= Sandtown, Georgia =

Neighborhood in Georgia, U.S.

Sandtown is a neighborhood located southwest of Atlanta, Georgia, United States.

==Location==
Sandtown is largely a residential community in the city of South Fulton. It is a suburb of the City of Atlanta whose borders are shared. The definition of its borders varies as there is an official Sandtown Overlay District established under Fulton County and subsequently adopted by South Fulton, GA when the area was incorporated in 2017 and the informal definition of the area.

== History ==

Sandtown, formerly called Buzzard's Roost, was one of the largest Native villages in the area where Atlanta would develop.

After the Trail of Tears and the government of Georgia divided the territory into counties, Sandtown ended up in Campbell County, which was later absorbed into Fulton County in 1932 along with Milton County.

The road now known as Cascade was originally an Indian trail known as the Sandtown Road and ran from the village on the Chattahoochee River near Utoy Creek east through what became Five Points then to the vicinity of Decatur. This was the oldest settled area in current Fulton County. Atlanta's first doctor, Joshua Gilbert, lived along the Sandtown Road near the present-day Cascade Nature Preserve. The Union Army used his home as a hospital during the Battle of Utoy Creek.

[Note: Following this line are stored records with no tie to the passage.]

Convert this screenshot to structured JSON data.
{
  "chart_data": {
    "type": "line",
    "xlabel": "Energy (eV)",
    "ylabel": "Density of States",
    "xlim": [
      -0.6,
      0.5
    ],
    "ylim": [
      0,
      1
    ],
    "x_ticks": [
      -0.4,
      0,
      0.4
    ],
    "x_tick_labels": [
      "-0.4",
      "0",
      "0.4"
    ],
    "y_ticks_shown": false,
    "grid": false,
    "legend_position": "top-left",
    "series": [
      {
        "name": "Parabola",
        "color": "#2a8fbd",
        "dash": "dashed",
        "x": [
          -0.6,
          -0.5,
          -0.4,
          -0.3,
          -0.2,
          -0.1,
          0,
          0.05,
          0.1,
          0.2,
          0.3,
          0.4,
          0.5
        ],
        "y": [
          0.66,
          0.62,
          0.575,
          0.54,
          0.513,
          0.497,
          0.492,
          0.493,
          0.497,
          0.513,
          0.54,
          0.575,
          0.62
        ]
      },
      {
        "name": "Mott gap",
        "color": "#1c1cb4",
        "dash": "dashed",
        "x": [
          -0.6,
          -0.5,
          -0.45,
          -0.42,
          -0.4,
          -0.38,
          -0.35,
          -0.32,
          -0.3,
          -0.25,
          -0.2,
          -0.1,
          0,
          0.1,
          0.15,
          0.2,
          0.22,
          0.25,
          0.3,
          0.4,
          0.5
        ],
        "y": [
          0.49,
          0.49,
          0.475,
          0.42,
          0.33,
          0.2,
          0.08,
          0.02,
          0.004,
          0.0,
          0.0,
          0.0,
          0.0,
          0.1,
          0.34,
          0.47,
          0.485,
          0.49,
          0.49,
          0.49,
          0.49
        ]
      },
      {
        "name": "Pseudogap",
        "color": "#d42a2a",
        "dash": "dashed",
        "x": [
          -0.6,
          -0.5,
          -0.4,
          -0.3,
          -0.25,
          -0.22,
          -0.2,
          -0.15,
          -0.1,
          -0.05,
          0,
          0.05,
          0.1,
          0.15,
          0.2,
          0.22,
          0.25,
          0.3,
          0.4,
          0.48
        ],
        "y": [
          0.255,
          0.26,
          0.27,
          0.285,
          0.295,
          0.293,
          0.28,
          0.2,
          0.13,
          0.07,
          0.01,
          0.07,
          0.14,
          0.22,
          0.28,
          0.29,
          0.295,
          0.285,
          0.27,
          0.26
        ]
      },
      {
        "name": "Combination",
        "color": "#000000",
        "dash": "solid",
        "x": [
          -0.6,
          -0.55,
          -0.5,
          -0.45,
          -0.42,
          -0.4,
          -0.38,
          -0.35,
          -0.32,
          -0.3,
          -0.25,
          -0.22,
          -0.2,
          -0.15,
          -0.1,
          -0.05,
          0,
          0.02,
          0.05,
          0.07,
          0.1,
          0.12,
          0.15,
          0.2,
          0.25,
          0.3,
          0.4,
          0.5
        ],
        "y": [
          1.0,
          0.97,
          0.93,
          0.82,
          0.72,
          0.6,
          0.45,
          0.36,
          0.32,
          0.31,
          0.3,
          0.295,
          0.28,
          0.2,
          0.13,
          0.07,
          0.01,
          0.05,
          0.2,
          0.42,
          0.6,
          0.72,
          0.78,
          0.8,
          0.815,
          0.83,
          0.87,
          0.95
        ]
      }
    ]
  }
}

During the American Civil War there were two roads to Sandtown (the current Cascade and Campbelltown roads), which were prominent locations of Union Army operations during the Siege of Atlanta. The Battle of Utoy Creek was fought along the Sandtown (Cascade) Road in Cascade Heights from 1–7 August 1864. Major General William T. Sherman's headquarters was along the southern Sandtown (Campbellton) Road on August 26, 1864.

In 2006, Sandtown applied for annexation to the city of Atlanta. Atlanta put Sandtown's application on hold.

In 2007, a vote in unincorporated southern Fulton County, including Sandtown, on whether to form a new city of South Fulton, Georgia, resulted against such a formation, although the merger still occurred a decade later, in 2017.

==Transportation==

The neighborhood is served by State Route 6 (SR 6; Camp Creek Parkway) and SR 154/SR 166 (Campbellton Road SW). Boat Rock Road intersects SR 154/SR 166 on the northeastern corner of the commonly accepted boundary.

==Community association==
The Sandtown Community Association, previously known as the Sandtown Homeowners Association, is a registered nearly 20-year-old community advocacy organization. It is a voluntary community-based group that addresses issues regarding zonings, residential/commercial development, land use and education.